Tuesday, February 04, 2020
Clouds Sweeping Distant Mountains
The Guide to Capturing a Plum Blossom by Sung Po-jen is the world’s earliest-known printed art book, published in 1238. Only one copy seems to have survived the Mongol invasion of 1276 and this eventually came to be owned by the 16th century artist Wen Cheng-ming (Wen Zhengming), who I have mentioned here before in connection with his painting Garden of the Inept Administrator. This copy disappeared from view until it was found in 1801 in a Peking antique market by a connoisseur who recognised its importance and had it reprinted. There is an English translation by Red Pine, published in a lovely edition by the Copper Canyon Press. Sung Po-jen's book takes the form of one hundred ink drawings, showing a plum blossom in all its stages from budding to opening, flowering, fading and forming fruit. Each is accompanied by a short poem on a subject suggested by the shape of the blossom. Thus there are poems on bowls and drinking vessels, hats, birds, insects, fruit, shells, an ancient coin, an arrow head, a zither pick, a hanging bell, a fan and a jade dipper.
Some of the poem titles evoke actual landscapes and moments of time, suggested by nothing more than the simple form of a single branch and flower. 'Lone Goose Calling to the Moon', 'New Lily Pads in Pouring Rain', 'Crow Landing on a Tree in Winter...' Poem 78 in the sequence is called 'Clouds Sweeping Distant Mountains'. Looking at the accompanying image (left), I can start to see it. Through this visual metaphor Sung's plum blossom becomes a kind of landscape drawing.
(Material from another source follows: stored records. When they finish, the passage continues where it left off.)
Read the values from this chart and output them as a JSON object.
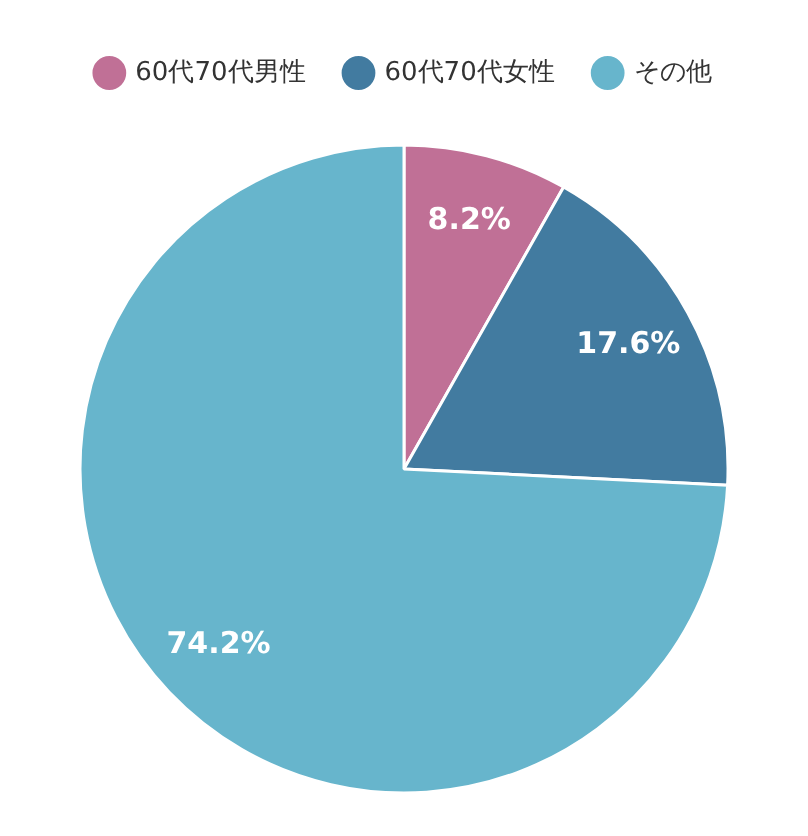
{
  "chart_data": {
    "type": "pie",
    "categories": [
      "60代70代男性",
      "60代70代女性",
      "その他"
    ],
    "values": [
      8.2,
      17.6,
      74.2
    ],
    "colors": [
      "#c07096",
      "#427ba0",
      "#67b5cc"
    ],
    "value_labels": [
      "8.2%",
      "17.6%",
      "74.2%"
    ],
    "legend": "top"
  }
}
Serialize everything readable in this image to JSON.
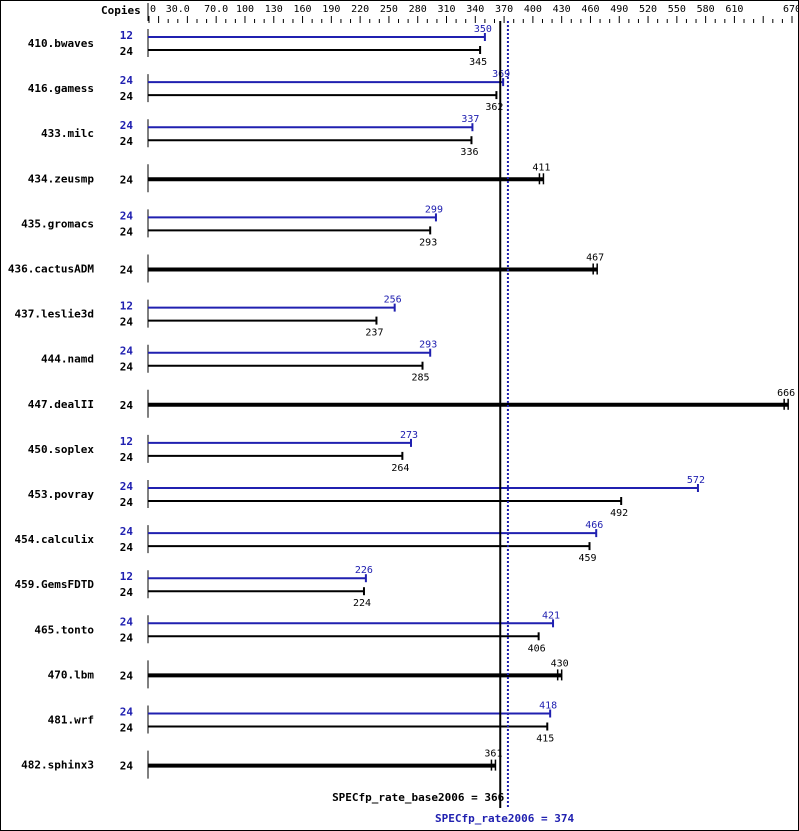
{
  "chart_data": {
    "type": "bar",
    "orientation": "horizontal",
    "header_label": "Copies",
    "xlim": [
      0,
      670
    ],
    "x_tick_labels": [
      "0",
      "30.0",
      "70.0",
      "100",
      "130",
      "160",
      "190",
      "220",
      "250",
      "280",
      "310",
      "340",
      "370",
      "400",
      "430",
      "460",
      "490",
      "520",
      "550",
      "580",
      "610",
      "670"
    ],
    "colors": {
      "base": "#000000",
      "peak": "#2020b0"
    },
    "benchmarks": [
      {
        "name": "410.bwaves",
        "peak_copies": "12",
        "peak": 350,
        "base_copies": "24",
        "base": 345
      },
      {
        "name": "416.gamess",
        "peak_copies": "24",
        "peak": 369,
        "base_copies": "24",
        "base": 362
      },
      {
        "name": "433.milc",
        "peak_copies": "24",
        "peak": 337,
        "base_copies": "24",
        "base": 336
      },
      {
        "name": "434.zeusmp",
        "base_copies": "24",
        "base": 411
      },
      {
        "name": "435.gromacs",
        "peak_copies": "24",
        "peak": 299,
        "base_copies": "24",
        "base": 293
      },
      {
        "name": "436.cactusADM",
        "base_copies": "24",
        "base": 467
      },
      {
        "name": "437.leslie3d",
        "peak_copies": "12",
        "peak": 256,
        "base_copies": "24",
        "base": 237
      },
      {
        "name": "444.namd",
        "peak_copies": "24",
        "peak": 293,
        "base_copies": "24",
        "base": 285
      },
      {
        "name": "447.dealII",
        "base_copies": "24",
        "base": 666
      },
      {
        "name": "450.soplex",
        "peak_copies": "12",
        "peak": 273,
        "base_copies": "24",
        "base": 264
      },
      {
        "name": "453.povray",
        "peak_copies": "24",
        "peak": 572,
        "base_copies": "24",
        "base": 492
      },
      {
        "name": "454.calculix",
        "peak_copies": "24",
        "peak": 466,
        "base_copies": "24",
        "base": 459
      },
      {
        "name": "459.GemsFDTD",
        "peak_copies": "12",
        "peak": 226,
        "base_copies": "24",
        "base": 224
      },
      {
        "name": "465.tonto",
        "peak_copies": "24",
        "peak": 421,
        "base_copies": "24",
        "base": 406
      },
      {
        "name": "470.lbm",
        "base_copies": "24",
        "base": 430
      },
      {
        "name": "481.wrf",
        "peak_copies": "24",
        "peak": 418,
        "base_copies": "24",
        "base": 415
      },
      {
        "name": "482.sphinx3",
        "base_copies": "24",
        "base": 361
      }
    ],
    "base_mean": {
      "label": "SPECfp_rate_base2006 = 366",
      "value": 366
    },
    "peak_mean": {
      "label": "SPECfp_rate2006 = 374",
      "value": 374
    }
  }
}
The four lines of 'Clouds Sweeping Distant Mountains' each recall other the words of other poets. The first pictures clouds 'aimlessly rolling out of mountain caves' and refers to something T'ao Yuan-ming wrote (I mentioned T'ao last month in my post about We Ying-wu). The second, 'one wave and the slopes are gone' quotes a contemporary poet, Huang Keng, whose 'Evening Stroll in the West Garden in Spring', describes the disappearance of a mountain at sunset. The third refers to to a Tu Fu poem on the changeability of the sky: 'a turn of the hand and the clouds appear / another turn and they become rain'. And the last line, which mentions the 'demon of drought', is derived from 'River of Clouds', a poem in the earliest collection Chinese poetry, the Book of Songs.